Catherine D. Kerr

Let it go

Digital photography

Artist Statement: On one of my daily walks through town with my camera, I noticed the watery reflection of these two trees, and the way the image seemed to dissolve and flow over the edge of the waterfall caught my eye and struck me as a message of hope. If we were by turns sad, frightened, and lonely in pandemic, the best way to deal with those emotions was to acknowledge them and then let them go. Nothing is permanent; this too shall pass, just as the water keeps flowing and the trees stand their ground.

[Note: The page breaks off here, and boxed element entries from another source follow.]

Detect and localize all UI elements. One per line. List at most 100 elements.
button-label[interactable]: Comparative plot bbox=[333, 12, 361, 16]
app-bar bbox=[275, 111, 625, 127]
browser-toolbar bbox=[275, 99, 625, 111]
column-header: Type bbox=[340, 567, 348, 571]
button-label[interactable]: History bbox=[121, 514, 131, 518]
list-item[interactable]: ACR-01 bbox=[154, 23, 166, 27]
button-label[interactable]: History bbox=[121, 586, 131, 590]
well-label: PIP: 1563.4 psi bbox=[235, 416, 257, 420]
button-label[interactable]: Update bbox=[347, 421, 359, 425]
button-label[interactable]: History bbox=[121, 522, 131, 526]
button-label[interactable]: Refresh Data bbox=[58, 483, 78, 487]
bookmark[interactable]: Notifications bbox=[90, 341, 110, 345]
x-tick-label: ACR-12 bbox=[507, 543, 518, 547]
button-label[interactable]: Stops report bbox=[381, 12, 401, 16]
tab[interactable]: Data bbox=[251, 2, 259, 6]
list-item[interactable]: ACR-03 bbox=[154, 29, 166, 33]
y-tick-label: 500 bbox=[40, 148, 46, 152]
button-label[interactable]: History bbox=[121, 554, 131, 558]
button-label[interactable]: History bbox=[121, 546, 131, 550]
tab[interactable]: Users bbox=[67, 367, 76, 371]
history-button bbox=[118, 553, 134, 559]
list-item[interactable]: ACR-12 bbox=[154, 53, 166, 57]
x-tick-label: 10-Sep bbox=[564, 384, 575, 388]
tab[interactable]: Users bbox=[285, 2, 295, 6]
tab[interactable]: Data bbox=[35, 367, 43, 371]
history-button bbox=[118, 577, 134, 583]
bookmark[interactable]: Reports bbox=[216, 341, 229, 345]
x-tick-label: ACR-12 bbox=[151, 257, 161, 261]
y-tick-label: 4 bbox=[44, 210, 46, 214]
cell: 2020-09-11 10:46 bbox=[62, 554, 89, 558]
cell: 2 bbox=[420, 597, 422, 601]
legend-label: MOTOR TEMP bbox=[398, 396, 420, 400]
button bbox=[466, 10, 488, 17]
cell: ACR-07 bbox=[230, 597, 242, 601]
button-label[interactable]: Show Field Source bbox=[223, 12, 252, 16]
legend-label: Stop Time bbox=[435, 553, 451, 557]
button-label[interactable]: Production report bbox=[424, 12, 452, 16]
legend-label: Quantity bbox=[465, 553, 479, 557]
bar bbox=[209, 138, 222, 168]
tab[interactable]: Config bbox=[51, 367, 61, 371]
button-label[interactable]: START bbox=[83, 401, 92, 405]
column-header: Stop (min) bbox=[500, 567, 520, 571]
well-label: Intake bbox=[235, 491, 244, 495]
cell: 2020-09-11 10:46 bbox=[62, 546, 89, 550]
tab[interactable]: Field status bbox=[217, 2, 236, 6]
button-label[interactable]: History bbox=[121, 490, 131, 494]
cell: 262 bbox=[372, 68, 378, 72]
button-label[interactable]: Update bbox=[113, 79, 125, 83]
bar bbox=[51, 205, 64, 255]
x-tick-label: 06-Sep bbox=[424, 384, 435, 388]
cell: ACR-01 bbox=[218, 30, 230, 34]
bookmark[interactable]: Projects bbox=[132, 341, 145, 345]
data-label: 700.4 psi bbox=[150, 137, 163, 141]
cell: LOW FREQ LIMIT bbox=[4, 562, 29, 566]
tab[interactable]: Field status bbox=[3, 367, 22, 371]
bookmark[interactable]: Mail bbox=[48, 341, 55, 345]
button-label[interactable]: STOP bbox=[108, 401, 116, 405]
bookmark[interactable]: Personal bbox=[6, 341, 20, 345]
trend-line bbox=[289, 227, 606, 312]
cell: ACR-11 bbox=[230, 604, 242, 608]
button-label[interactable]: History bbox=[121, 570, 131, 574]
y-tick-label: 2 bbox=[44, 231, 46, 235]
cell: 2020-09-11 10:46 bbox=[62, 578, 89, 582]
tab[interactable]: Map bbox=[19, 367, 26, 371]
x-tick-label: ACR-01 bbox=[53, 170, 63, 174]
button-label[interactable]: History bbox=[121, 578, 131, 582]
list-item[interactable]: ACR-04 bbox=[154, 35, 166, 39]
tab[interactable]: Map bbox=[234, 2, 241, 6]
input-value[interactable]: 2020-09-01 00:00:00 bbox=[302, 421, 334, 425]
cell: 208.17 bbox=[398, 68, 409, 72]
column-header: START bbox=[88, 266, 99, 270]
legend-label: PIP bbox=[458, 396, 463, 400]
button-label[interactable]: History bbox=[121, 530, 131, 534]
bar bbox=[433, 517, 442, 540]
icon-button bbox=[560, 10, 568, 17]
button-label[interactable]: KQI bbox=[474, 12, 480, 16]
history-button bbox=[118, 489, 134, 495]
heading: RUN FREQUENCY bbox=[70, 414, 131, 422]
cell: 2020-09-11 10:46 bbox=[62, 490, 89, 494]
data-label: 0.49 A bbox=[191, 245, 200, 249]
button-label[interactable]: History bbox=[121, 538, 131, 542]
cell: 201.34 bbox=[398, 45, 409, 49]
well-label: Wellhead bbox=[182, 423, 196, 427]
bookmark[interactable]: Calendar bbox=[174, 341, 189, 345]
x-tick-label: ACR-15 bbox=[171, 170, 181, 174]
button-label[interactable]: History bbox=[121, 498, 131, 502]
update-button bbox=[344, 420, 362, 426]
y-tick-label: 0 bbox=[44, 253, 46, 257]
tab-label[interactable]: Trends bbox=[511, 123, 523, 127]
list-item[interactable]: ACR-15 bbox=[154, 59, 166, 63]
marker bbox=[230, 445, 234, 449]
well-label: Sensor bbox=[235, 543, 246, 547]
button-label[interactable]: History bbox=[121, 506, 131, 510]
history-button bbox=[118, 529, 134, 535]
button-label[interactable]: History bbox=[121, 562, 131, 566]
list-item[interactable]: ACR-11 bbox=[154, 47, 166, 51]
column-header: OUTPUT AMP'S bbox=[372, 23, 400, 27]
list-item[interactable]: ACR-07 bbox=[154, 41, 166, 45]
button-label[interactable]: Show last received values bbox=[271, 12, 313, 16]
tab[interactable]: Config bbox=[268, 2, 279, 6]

Bio: Catherine D. Kerr caught the camera bug early on, when her parents gave her a Brownie Starlet camera as a gift for her seventh birthday. Her first published photographs were taken to illustrate her work as a newspaper reporter and freelance writer. As she followed a career path that led to ordained ministry in the Episcopal Church, however, her purpose evolved from telling what happened to telling what matters. She is especially interested in the way light can be a metaphor for grace or presence, and in particular in the way it breaks in and illuminates, transforming the ordinary to be extraordinary. In recent years she has focused on photography as a spiritual discipline, and she's written about and led quiet days on photography as a contemplative spiritual practice. Her work has been selected for display in a number of juried photography exhibitions, including most recently the 2021 Odyssey show sponsored by the Pennsylvania Center for Photography in Bucks County, PA, and a show titled "Essential Work 2020: A Community Portrait" this summer at the James A. Michener Art Museum in Doylestown, PA.